Gesundheitspolitik

OTC sollen Satzungsleistung werden

Versorgungsgesetz: Wettbewerb unter gesetzlichen Kassen soll gefördert werden

Berlin (ks). Gesetzliche Krankenkassen sollen ihren Versicherten künftig mehr Satzungsleistungen anbieten können – beispielsweise die Kostenübernahme für nicht verschreibungspflichtige Arzneimittel. Dies sieht der nunmehr vorliegende offizielle Referentenentwurf des "Gesetzes zur Verbesserung der Versorgungsstrukturen in der gesetzlichen Krankenversicherung" (GKV-VSG) vor. Die Kassen sollen sich hierdurch im Wettbewerb besser profilieren können. Ob sie die neuen Möglichkeiten allerdings tatsächlich wahrnehmen werden, steht in den Sternen.

Die in § 11 SGB V normierten Leistungsarten sollen nach dem Gesetzentwurf um einen Absatz erweitert werden. Danach kann die Krankenkasse in ihrer Satzung "zusätzliche vom Gemeinsamen Bundesausschuss nicht ausgeschlossene Leistungen in der fachlich gebotenen Qualität" in verschiedenen Versorgungsbereichen vorsehen. Genannt sind etwa der Bereich der medizinischen Vorsorge- und Rehabilitation, der künstlichen Befruchtung, der zahnärztlichen Behandlung – wenn auch ohne die Versorgung mit Zahnersatz – , die Versorgung mit Heil- und Hilfsmitteln sowie Leistungen von nicht zugelassenen Leistungserbringern. Da die Leistungen vom G-BA nicht ausgeschlossen sein dürfen, können allerdings auch die gemäß § 34 SGB V ausgeschlossenen Arznei- und Hilfsmittel nicht Gegenstand von Satzungsleistungen sein – eine Ausnahme bilden die nicht verschreibungspflichtigen Arzneimittel nach § 34 Absatz 1 Satz 1 SGB V. Sie dürfen künftig ganz offiziell von den Kassen angeboten werden.

Finanziert werden sollen die Leistungen aus Zusatzbeiträgen – jedenfalls sofern die Mehrausgaben nicht aus den Zuweisungen des Gesundheitsfonds oder vorhandenen Finanzreserven abgedeckt werden können. Dabei sei zu berücksichtigen, dass die erweiterten Satzungsleistungen auch helfen können, aufwendigere Behandlungen zu verkürzen oder zu vermeiden, heißt es in der Begründung des Gesetzentwurfs. Somit ließen sich Einsparungen erzielen. Weiterhin wird ausgeführt, dass der neue § 11 Absatz 6 SGB V die wettbewerblichen Handlungsmöglichkeiten der Kassen stärke. Der erste Schritt in Richtung eines transparenten Preiswettbewerbs sei bereits mit dem GKV-Finanzierungsgesetz und der schrittweisen Einführung einkommensunabhängiger Zusatzbeiträge geschehen.

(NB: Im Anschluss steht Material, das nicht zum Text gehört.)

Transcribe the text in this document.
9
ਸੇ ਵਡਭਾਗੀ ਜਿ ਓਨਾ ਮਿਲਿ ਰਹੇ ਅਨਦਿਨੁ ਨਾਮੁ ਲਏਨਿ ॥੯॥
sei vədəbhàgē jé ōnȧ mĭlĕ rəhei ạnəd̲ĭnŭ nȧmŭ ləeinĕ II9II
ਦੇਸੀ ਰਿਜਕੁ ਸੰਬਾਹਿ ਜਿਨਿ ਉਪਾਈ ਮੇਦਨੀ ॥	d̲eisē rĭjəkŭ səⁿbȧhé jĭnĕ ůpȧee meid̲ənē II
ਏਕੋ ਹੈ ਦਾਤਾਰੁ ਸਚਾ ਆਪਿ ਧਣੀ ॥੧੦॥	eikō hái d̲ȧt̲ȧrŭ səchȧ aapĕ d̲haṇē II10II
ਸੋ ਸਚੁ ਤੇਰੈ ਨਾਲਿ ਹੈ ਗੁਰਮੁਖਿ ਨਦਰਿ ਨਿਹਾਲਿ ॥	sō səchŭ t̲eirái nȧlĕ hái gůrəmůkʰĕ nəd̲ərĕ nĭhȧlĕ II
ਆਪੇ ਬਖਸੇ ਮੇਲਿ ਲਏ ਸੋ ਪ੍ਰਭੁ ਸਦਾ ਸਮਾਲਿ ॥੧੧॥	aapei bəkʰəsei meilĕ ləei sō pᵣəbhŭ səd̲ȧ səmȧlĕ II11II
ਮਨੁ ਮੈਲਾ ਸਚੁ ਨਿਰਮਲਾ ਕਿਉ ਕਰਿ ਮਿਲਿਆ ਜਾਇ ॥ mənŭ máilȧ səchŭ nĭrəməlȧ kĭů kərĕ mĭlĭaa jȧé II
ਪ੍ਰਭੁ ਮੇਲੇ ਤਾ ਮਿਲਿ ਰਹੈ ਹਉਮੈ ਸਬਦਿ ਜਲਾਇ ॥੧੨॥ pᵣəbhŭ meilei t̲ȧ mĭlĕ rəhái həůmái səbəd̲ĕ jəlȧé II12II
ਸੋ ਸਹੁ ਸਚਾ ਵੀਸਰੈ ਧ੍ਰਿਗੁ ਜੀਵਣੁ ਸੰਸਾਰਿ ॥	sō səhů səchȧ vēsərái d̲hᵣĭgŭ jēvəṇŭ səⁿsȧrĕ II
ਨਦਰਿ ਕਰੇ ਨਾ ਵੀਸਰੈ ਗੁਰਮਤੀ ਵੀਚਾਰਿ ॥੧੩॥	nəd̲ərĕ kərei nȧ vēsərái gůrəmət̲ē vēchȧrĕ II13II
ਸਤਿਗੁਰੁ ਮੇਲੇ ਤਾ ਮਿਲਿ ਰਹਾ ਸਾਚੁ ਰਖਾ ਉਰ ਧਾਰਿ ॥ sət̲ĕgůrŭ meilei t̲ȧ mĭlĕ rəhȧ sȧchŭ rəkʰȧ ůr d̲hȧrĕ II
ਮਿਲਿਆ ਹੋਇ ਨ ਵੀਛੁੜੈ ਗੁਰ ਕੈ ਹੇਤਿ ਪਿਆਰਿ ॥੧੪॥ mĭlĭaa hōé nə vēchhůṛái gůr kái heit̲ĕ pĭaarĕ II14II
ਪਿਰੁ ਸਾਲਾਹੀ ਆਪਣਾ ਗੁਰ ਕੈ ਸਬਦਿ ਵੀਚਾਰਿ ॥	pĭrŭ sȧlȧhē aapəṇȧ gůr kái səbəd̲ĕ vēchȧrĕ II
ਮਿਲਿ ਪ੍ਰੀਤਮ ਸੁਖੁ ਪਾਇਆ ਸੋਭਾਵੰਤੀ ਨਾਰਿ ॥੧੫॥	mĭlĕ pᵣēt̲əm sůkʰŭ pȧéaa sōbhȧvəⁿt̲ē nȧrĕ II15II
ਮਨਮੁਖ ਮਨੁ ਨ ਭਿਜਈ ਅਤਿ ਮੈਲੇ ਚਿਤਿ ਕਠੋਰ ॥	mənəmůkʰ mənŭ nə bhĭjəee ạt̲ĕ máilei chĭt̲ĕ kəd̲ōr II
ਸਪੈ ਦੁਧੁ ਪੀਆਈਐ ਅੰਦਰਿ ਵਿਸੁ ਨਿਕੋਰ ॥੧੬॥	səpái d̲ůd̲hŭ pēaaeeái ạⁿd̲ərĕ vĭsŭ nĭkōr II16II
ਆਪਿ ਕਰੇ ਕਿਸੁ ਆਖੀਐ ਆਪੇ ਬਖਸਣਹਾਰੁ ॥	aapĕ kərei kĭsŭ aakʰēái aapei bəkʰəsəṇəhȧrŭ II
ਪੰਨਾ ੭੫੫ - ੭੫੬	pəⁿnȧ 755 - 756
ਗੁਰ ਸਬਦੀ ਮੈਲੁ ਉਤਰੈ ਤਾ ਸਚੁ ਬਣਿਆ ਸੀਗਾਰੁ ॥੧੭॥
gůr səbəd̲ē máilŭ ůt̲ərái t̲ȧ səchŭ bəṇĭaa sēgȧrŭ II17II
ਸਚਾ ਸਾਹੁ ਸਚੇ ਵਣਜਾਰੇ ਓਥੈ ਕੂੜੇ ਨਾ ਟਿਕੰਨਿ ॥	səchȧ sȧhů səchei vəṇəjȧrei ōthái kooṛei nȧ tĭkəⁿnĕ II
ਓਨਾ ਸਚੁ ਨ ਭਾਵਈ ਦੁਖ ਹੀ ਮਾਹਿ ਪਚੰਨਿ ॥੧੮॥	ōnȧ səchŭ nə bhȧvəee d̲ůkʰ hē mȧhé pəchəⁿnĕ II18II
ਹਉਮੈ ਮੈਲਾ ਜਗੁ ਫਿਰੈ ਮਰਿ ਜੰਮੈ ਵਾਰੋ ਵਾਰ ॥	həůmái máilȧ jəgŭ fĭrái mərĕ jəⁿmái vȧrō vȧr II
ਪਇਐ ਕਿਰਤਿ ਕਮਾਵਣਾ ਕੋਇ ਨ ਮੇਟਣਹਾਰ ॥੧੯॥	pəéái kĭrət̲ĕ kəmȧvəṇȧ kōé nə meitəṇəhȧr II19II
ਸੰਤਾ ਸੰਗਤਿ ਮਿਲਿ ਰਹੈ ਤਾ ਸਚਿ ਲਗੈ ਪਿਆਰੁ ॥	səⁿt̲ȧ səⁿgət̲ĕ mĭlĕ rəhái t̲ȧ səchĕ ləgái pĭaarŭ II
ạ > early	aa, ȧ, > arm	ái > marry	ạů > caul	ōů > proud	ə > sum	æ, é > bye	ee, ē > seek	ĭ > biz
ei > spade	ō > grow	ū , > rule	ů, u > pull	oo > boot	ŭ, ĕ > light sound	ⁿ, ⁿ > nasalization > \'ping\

Der Bundesverband der Arzneimittel-Hersteller (BAH) begrüßt die geplante Möglichkeit für Krankenkassen, rezeptfreie Arzneimittel als Satzungsleistung anbieten zu können: Dies entspreche einer grundsätzlichen Position des BAH, die der Verband gegenüber dem Gesetzgeber stets kommuniziert habe. Dass die Kassen nun umfänglich von dieser neuen Option Gebrauch machen werden, ist allerdings kaum zu erwarten. Rolf-Ulrich Schlenker, Vorstandsvize der größten deutschen Krankenkasse Barmer GEK, stellte jedenfalls unmissverständlich klar: "Das machen wir nicht und andere Kassen sicher auch nicht." Es sei nicht ersichtlich, welche Vorteile sich für die Kasse aus einer solchen Satzungsleistung ergeben sollten. Eine Wettbewerbsregelung sei dies sicher nicht – vielmehr ein "Rohrkrepierer", so Schlenker.

Auch bei der privaten Krankenversicherung (PKV) regt sich Widerstand. Die Regelung würde dazu führen, dass die gesetzlichen Kassen Leistungen anbieten, für die Versicherte bereits heute in maßgeschneiderten PKV-Ergänzungstarifen abgesichert sind, sagte der PKV-Vorsitzende Reinhold Schulte. Das betreffe vor allem das große Feld der Zahnbehandlung. Dies sei ein "schwerwiegender Eingriff in einen funktionierenden Markt". PKV-Direktor Volker Leienbach sprach von einem "ordnungspolitischen Sündenfall".